The company’s nervous rush is understandable: over the past year, a huge number of institutions connected with the Russian state, in particular universities, have become its clients, bringing in the aggregate a solid profit. Now they began to massively and urgently go to alternative platforms. At the same time, the announced innovation did not affect the authorities in any way, since they were not users of the service anyway.

In general, the innovation was a clean shot in the foot for Zoom, as it entailed a massive outflow of large commercial customers to competitors, without causing the slightest inconvenience to the Russian state itself. And at the same time Moscow was presented with another impressive argument in favor of the need for Russian citizens and organizations to switch to domestic IT developments.
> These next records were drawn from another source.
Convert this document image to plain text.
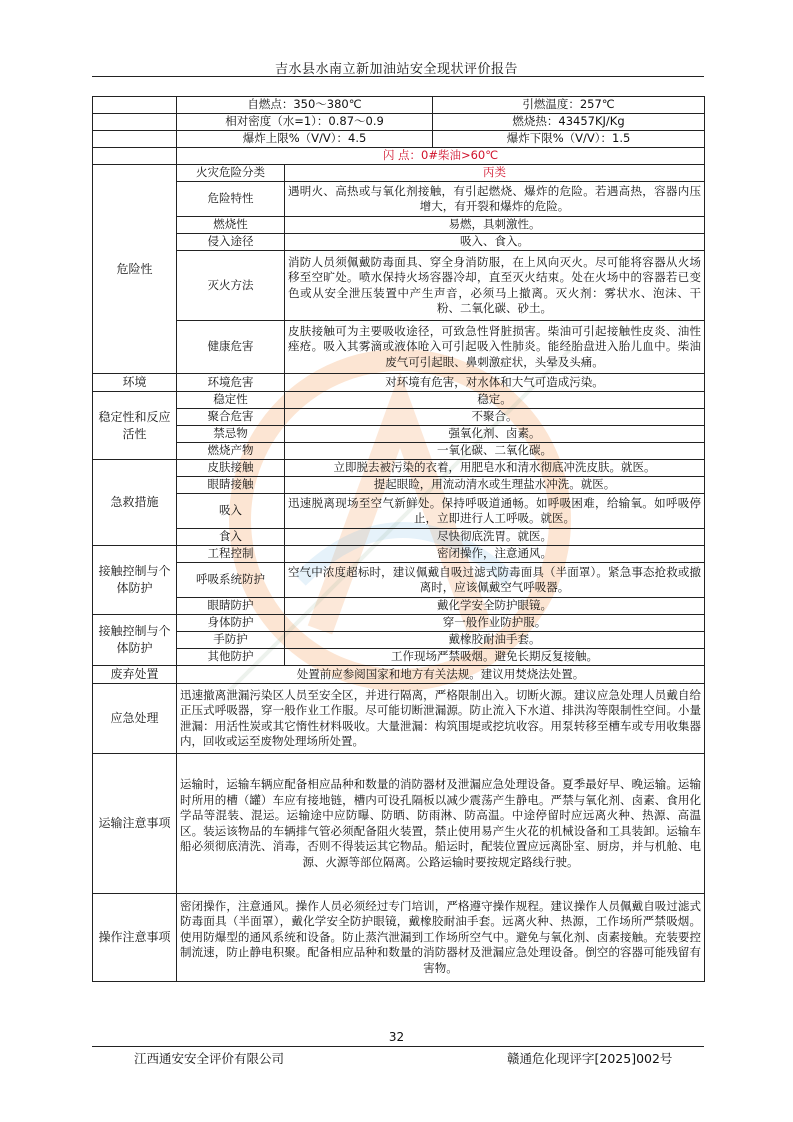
吉水县水南立新加油站安全现状评价报告
	自燃点：350～380℃		引燃温度：257℃
	相对密度（水=1）：0.87～0.9		燃烧热：43457KJ/Kg
	爆炸上限%（V/V）：4.5		爆炸下限%（V/V）：1.5
	闪 点：0#柴油>60℃		
危险性	火灾危险分类	丙类	
	危险特性	遇明火、高热或与氧化剂接触，有引起燃烧、爆炸的危险。若遇高热，容器内压增大，有开裂和爆炸的危险。	
	燃烧性	易燃，具刺激性。	
	侵入途径	吸入、食入。	
	灭火方法	消防人员须佩戴防毒面具、穿全身消防服，在上风向灭火。尽可能将容器从火场移至空旷处。喷水保持火场容器冷却，直至灭火结束。处在火场中的容器若已变色或从安全泄压装置中产生声音，必须马上撤离。灭火剂：雾状水、泡沫、干粉、二氧化碳、砂土。	
	健康危害	皮肤接触可为主要吸收途径，可致急性肾脏损害。柴油可引起接触性皮炎、油性痤疮。吸入其雾滴或液体呛入可引起吸入性肺炎。能经胎盘进入胎儿血中。柴油废气可引起眼、鼻刺激症状，头晕及头痛。	
环境	环境危害	对环境有危害，对水体和大气可造成污染。	
稳定性和反应活性	稳定性	稳定。	
	聚合危害	不聚合。	
	禁忌物	强氧化剂、卤素。	
	燃烧产物	一氧化碳、二氧化碳。	
急救措施	皮肤接触	立即脱去被污染的衣着，用肥皂水和清水彻底冲洗皮肤。就医。	
	眼睛接触	提起眼睑，用流动清水或生理盐水冲洗。就医。	
	吸入	迅速脱离现场至空气新鲜处。保持呼吸道通畅。如呼吸困难，给输氧。如呼吸停止，立即进行人工呼吸。就医。	
	食入	尽快彻底洗胃。就医。	
接触控制与个体防护	工程控制	密闭操作，注意通风。	
	呼吸系统防护	空气中浓度超标时，建议佩戴自吸过滤式防毒面具（半面罩）。紧急事态抢救或撤离时，应该佩戴空气呼吸器。	
	眼睛防护	戴化学安全防护眼镜。	
接触控制与个体防护	身体防护	穿一般作业防护服。	
	手防护	戴橡胶耐油手套。	
	其他防护	工作现场严禁吸烟。避免长期反复接触。	
废弃处置	处置前应参阅国家和地方有关法规。建议用焚烧法处置。		
应急处理	迅速撤离泄漏污染区人员至安全区，并进行隔离，严格限制出入。切断火源。建议应急处理人员戴自给正压式呼吸器，穿一般作业工作服。尽可能切断泄漏源。防止流入下水道、排洪沟等限制性空间。小量泄漏：用活性炭或其它惰性材料吸收。大量泄漏：构筑围堤或挖坑收容。用泵转移至槽车或专用收集器内，回收或运至废物处理场所处置。		
运输注意事项	运输时，运输车辆应配备相应品种和数量的消防器材及泄漏应急处理设备。夏季最好早、晚运输。运输时所用的槽（罐）车应有接地链，槽内可设孔隔板以减少震荡产生静电。严禁与氧化剂、卤素、食用化学品等混装、混运。运输途中应防曝、防晒、防雨淋、防高温。中途停留时应远离火种、热源、高温区。装运该物品的车辆排气管必须配备阻火装置，禁止使用易产生火花的机械设备和工具装卸。运输车船必须彻底清洗、消毒，否则不得装运其它物品。船运时，配装位置应远离卧室、厨房，并与机舱、电源、火源等部位隔离。公路运输时要按规定路线行驶。		
操作注意事项	密闭操作，注意通风。操作人员必须经过专门培训，严格遵守操作规程。建议操作人员佩戴自吸过滤式防毒面具（半面罩），戴化学安全防护眼镜，戴橡胶耐油手套。远离火种、热源，工作场所严禁吸烟。使用防爆型的通风系统和设备。防止蒸汽泄漏到工作场所空气中。避免与氧化剂、卤素接触。充装要控制流速，防止静电积聚。配备相应品种和数量的消防器材及泄漏应急处理设备。倒空的容器可能残留有害物。		
32
江西通安安全评价有限公司	赣通危化现评字[2025]002号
In recent years, the topic of sanctions has become a familiar and often uninteresting background both for various processes within Russia and for international relations. But in this routine, the fundamental changes that the very nature of this phenomenon has undergone over the years have remained almost unnoticed.

In a globalized unipolar world, sanctions were indeed a tool to strengthen the existing system. It was possible to live even under the most severe restrictions, which was proved for many years by both Iran and the DPRK, but the price was paid for it a lot – both by the quality of life of citizens, and by the losses of the national economy, and by technological lag. The sanctions then meant the deletion of the country from the modern developed civilization with the appearance of problems at every step, whether it was difficulties in the implementation of high-tech projects due to the need for foreign competencies or the banal impossibility to pay in a store with a bank card due to the unavailability of SWIFT and the lack of a national alternative.

The flywheel of anti-Russian sanctions, launched seven years ago, aimed to have a similar effect on our country. But instead, the process gradually turned into an end in itself, and then completely began to contribute to the exact opposite result.

The sanctions erode both Western unity and the global system as a whole, with the US leading the way in it. What ten years ago was a mechanism for the technological slowdown of “rogue countries” has now become an instrument for stimulating their development.

It remains only to speculate the reasons why Washington continues to disperse the process that has become openly harmful to it. Perhaps the American establishment, in their blinkeredness, simply does not see the true essence of what is happening. And perhaps, even realizing the reality, they simply cannot stop there, despite the fact that their own actions are quickly leading to the final destruction of the hegemony of the United States in the world.